The Darwin Experience:
The Story of the Man and his Theory of Evolution
by John van Wyhe
National Geographic Books
It almost seems like a throwback to another age, a time when people actually read books and stuff. And National Geographic Books’ The Darwin Experience: The Story of the Man and his Theory of Evolution may be one of the last such volumes ever produced, given the rate at which e-books are gobbling up market share. After all, if you want to browse through Darwin’s life or read On the Origin of Species, you can do that online.
But for those of us born before the advent of the Internet, there’s something warm and reassuring about a coffee-table book, all sepia-toned and illustrated in Victorian style, with pull-out reproductions of the great man’s field notes. Seeing Darwin’s first sketch of a “tree of life” on a screen is fine, I suppose. But flipping open a facsimile of a notebook that displays that very image alongside his scribbled explanation, the ink from the opposite side of the page visible to the point of distraction, sends a little shiver up the spine of this reader. It’s like tapping into Darwin’s brain.
In addition to the brain candy for evolutionists, there’s also plenty of material sure to annoy creationists. Wyhe includes oodles of what newspaper editors would call fact boxes that draw our attention to the many apocryphal tales that surround Darwin and his work. Did he really delay publication of Origin out of fear of what his colleagues would think? No. There’s one headlined “Darwin was right,” just in case anyone might recall the New Scientist front page disingenuously suggesting the opposite. We are also reminded that it is unlikely the death of one of his children was responsible for his loss of faith, “as this had been declining since return from the Beagle voyage in 1836.”
Among the most revealing inserts is his list of pros and cons for marriage. Nothing to do with evolution as such, although we learn that he sees children as the real opportunity for a “second life.” Indeed, Wyhe’s choice of material, as the title of the book suggests, tells us at least as much about Darwin the man as it does his revolutionary idea that “makes sense of the whole natural world.”

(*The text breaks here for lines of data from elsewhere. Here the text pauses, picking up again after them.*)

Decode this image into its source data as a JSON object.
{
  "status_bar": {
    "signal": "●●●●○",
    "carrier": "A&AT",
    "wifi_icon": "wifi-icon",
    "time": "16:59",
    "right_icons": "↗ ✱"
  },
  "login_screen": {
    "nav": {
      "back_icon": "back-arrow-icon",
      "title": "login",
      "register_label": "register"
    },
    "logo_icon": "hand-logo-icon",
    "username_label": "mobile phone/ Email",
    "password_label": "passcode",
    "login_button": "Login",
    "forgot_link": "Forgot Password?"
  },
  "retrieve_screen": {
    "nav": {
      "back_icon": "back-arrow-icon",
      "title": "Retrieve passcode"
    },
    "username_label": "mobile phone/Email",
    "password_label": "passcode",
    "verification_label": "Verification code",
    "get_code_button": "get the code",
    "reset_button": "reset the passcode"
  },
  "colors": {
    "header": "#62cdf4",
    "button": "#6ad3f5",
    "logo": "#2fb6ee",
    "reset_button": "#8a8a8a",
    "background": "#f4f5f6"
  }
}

It’s an important reminder on this, the 150th anniversary of the publication of Origin, that while Darwin’s contribution to knowledge was extraordinary, he was just a human being. We are all capable of greatness, and that’s a wonderful message to impart to the next generation.
I’m going to hang onto this book until my son is old enough to appreciate it. By then it will probably be closer to the 160th anniversary, an event that will no doubt pass with much less mention. But I’ll make a point of bringing it up. And this will be the perfect book for the job.